The 'almost' two loaves of pizza bread is because someone else had to sample it the day before - along with his mate Neville and my godfather. That's fine. It is not hard to make. You buy the cheapest sort of white bread from the supermarket - the sort of icky, stick to the roof your mouth white bread that has no other place at all in a balanced diet.

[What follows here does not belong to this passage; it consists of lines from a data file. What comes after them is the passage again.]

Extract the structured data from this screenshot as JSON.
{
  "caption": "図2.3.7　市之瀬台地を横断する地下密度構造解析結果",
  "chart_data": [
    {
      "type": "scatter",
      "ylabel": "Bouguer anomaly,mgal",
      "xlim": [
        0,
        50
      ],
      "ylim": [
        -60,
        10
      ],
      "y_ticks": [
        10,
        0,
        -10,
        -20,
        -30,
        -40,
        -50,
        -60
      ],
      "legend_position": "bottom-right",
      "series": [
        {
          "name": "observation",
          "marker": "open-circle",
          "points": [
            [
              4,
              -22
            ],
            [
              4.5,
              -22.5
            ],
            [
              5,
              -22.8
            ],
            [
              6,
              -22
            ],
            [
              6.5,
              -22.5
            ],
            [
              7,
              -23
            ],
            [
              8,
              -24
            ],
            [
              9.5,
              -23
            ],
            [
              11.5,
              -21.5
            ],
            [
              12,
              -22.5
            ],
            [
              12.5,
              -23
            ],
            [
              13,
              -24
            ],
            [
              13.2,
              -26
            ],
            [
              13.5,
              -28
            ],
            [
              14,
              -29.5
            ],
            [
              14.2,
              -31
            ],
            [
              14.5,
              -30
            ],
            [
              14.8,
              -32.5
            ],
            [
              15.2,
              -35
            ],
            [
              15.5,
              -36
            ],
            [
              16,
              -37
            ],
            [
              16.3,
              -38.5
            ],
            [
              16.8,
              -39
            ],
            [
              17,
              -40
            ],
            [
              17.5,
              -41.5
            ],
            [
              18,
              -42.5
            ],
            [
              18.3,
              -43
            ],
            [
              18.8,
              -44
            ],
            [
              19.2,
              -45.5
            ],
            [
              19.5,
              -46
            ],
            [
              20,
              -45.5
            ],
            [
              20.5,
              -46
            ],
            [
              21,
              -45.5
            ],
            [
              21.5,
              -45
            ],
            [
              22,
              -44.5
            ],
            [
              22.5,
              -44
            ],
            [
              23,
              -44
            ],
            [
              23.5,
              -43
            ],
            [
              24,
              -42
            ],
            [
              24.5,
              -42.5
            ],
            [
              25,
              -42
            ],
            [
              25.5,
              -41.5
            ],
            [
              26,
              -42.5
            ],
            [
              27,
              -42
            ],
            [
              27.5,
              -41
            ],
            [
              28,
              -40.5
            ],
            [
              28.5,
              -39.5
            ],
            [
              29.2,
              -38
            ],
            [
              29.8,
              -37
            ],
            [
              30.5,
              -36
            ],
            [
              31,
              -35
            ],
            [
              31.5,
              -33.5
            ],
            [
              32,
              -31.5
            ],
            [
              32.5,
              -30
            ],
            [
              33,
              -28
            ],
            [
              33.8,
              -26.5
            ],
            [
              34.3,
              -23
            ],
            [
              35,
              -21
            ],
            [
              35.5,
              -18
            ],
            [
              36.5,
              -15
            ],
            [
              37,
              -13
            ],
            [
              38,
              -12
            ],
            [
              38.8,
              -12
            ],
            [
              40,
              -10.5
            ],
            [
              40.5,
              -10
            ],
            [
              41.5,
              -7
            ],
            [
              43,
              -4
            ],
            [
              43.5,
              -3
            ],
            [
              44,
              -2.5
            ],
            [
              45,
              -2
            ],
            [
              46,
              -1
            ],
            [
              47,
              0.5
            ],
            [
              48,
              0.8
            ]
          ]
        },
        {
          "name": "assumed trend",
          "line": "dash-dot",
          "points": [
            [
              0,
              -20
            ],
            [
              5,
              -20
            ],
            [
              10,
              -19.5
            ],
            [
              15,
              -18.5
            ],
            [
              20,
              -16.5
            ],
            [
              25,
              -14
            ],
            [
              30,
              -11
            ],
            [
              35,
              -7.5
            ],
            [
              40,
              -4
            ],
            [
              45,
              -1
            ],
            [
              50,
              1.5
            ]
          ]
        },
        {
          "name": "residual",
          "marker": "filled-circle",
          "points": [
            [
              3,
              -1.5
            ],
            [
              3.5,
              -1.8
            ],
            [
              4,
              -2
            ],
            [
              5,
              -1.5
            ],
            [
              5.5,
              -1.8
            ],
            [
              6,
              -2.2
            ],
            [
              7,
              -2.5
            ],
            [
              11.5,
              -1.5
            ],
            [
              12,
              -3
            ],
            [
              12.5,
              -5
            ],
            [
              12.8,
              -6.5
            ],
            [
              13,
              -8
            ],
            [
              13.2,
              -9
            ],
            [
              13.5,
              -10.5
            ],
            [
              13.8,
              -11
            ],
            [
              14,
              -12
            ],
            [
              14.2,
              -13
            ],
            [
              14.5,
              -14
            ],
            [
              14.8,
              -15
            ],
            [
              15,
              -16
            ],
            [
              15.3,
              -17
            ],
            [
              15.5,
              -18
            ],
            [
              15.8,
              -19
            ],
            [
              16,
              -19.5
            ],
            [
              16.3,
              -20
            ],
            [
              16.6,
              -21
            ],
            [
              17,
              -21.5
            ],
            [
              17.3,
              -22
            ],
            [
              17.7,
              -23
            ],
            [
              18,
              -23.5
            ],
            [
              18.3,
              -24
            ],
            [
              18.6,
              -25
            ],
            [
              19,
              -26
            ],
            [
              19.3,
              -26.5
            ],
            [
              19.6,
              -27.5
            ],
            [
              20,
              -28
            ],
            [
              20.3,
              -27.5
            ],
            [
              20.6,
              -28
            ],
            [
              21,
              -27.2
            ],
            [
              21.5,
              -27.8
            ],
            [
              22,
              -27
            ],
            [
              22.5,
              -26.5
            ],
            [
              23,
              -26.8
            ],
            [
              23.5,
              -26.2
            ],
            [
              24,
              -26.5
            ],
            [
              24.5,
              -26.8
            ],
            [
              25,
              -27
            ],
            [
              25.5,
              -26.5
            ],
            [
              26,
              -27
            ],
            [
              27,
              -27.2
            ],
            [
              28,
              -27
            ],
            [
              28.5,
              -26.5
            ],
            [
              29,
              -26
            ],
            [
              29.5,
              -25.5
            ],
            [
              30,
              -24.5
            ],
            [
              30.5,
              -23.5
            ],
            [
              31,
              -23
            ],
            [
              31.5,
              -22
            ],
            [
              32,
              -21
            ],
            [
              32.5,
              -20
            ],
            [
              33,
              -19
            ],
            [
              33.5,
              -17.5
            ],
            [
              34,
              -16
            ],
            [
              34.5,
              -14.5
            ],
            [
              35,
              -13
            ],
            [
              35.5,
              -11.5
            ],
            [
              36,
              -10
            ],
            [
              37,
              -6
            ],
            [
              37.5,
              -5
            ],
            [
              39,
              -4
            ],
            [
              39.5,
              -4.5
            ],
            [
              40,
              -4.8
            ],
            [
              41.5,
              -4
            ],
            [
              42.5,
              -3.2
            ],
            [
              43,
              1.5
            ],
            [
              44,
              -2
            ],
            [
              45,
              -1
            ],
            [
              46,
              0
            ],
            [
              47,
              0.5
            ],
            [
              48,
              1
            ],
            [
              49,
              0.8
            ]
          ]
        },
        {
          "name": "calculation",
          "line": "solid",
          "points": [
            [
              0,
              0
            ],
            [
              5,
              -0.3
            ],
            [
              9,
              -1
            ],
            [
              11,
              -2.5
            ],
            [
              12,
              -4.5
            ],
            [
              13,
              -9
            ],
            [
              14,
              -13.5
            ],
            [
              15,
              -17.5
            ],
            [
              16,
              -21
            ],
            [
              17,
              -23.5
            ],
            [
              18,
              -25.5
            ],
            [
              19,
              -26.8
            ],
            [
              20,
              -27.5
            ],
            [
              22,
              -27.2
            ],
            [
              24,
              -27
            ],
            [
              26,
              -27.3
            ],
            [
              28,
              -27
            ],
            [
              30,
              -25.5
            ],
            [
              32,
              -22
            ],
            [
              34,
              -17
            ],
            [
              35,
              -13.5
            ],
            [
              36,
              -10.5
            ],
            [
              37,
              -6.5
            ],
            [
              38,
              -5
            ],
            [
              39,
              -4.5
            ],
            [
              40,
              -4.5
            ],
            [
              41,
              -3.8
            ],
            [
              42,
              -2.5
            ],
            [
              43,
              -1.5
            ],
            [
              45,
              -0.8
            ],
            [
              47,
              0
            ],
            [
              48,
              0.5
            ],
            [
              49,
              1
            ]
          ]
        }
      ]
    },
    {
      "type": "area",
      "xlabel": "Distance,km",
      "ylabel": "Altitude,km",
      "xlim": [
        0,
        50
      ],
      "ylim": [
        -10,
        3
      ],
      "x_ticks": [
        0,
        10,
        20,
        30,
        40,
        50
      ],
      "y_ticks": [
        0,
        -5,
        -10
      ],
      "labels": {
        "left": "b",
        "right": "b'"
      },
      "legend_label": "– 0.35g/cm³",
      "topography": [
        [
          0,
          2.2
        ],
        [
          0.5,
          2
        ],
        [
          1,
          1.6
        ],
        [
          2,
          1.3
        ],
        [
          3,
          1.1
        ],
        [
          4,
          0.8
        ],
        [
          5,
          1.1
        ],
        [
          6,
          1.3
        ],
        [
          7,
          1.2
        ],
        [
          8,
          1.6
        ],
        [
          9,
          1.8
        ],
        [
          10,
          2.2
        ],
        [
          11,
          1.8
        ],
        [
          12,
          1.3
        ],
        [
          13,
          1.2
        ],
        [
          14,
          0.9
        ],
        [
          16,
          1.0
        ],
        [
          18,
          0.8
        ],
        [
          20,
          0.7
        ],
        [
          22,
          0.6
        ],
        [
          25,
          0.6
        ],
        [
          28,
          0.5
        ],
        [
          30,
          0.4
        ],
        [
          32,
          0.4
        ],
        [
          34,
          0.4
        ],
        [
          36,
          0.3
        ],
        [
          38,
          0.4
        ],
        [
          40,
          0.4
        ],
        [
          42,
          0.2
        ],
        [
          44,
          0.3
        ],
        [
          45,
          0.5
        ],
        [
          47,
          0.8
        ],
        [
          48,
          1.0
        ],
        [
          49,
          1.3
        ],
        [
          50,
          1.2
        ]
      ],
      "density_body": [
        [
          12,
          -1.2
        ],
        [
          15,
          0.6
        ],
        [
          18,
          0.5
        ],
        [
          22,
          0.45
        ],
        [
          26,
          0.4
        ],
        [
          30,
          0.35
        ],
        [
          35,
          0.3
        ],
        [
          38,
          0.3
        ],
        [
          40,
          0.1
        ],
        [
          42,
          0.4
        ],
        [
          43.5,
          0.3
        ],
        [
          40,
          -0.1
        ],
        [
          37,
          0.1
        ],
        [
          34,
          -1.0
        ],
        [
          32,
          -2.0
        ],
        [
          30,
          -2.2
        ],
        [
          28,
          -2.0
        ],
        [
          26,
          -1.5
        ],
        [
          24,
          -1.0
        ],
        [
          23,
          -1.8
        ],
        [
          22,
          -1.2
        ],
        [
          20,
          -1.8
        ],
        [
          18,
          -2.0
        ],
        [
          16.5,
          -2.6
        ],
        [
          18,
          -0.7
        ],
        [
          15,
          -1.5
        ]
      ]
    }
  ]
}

You put the merest scraping of decent margarine sort of spread across the top. It needs to be barely there. You add grated cheese in good measure (buy it pre-grated to save time if you must). Then you can add other things...bacon if you want to eat meat, a little dried tomato or olive slices work fine...but you really just need the cheese and then sprinkle with pizza topper herbs bought in the spice section of the supermarket. Shove on trays in the oven and leave at about 100-125'C until cooked - how much cooked depends on the impatience of those waiting. It can take a while if you let them crisp to an almost rusk like state. If you do this there will be crumbs everywhere - but does that matter?
There was the obligatory time in the shed. Bookends were finished. Pencil cases were finished.
The youngest made amazing architectural works with the large set of coloured blocks my father made years ago. The boys made equally amazing structures from Meccano as they waited their turn in the shed. They want to know - what can we make next?
We will see them once more before they leave for Manila. Then it will be a long wait - three months while they are there and then their quarantine time back here....quarantine to protect my father who is too old to get some tropical disease. I hope they do not get any either.
I know my father will soon be too old to handle such invasions but he loves children - after all he is just a grown up child himself.

2 comments:

Katy said...

What a wonderful day you had by the sound of it Cat. Having spent the day in arid, ego-fuelled meetings I am very jealous :-) My daughter, Roo, makes 'pizzas' like you - she introduced me to them last time she was home from uni in the Easter hols and they are absolutely delicious!

I've been thinking a lot about your compelling post from yesterday. I will post a response, if I may, when I've had the time to gather my thoughts.

catdownunder said...

Go for it Katy....I like to know what others think. It's just such a complex problem - but then people ARE complex too.
And yes, the day was fun. I am glad my father can still enjoy this sort of thing.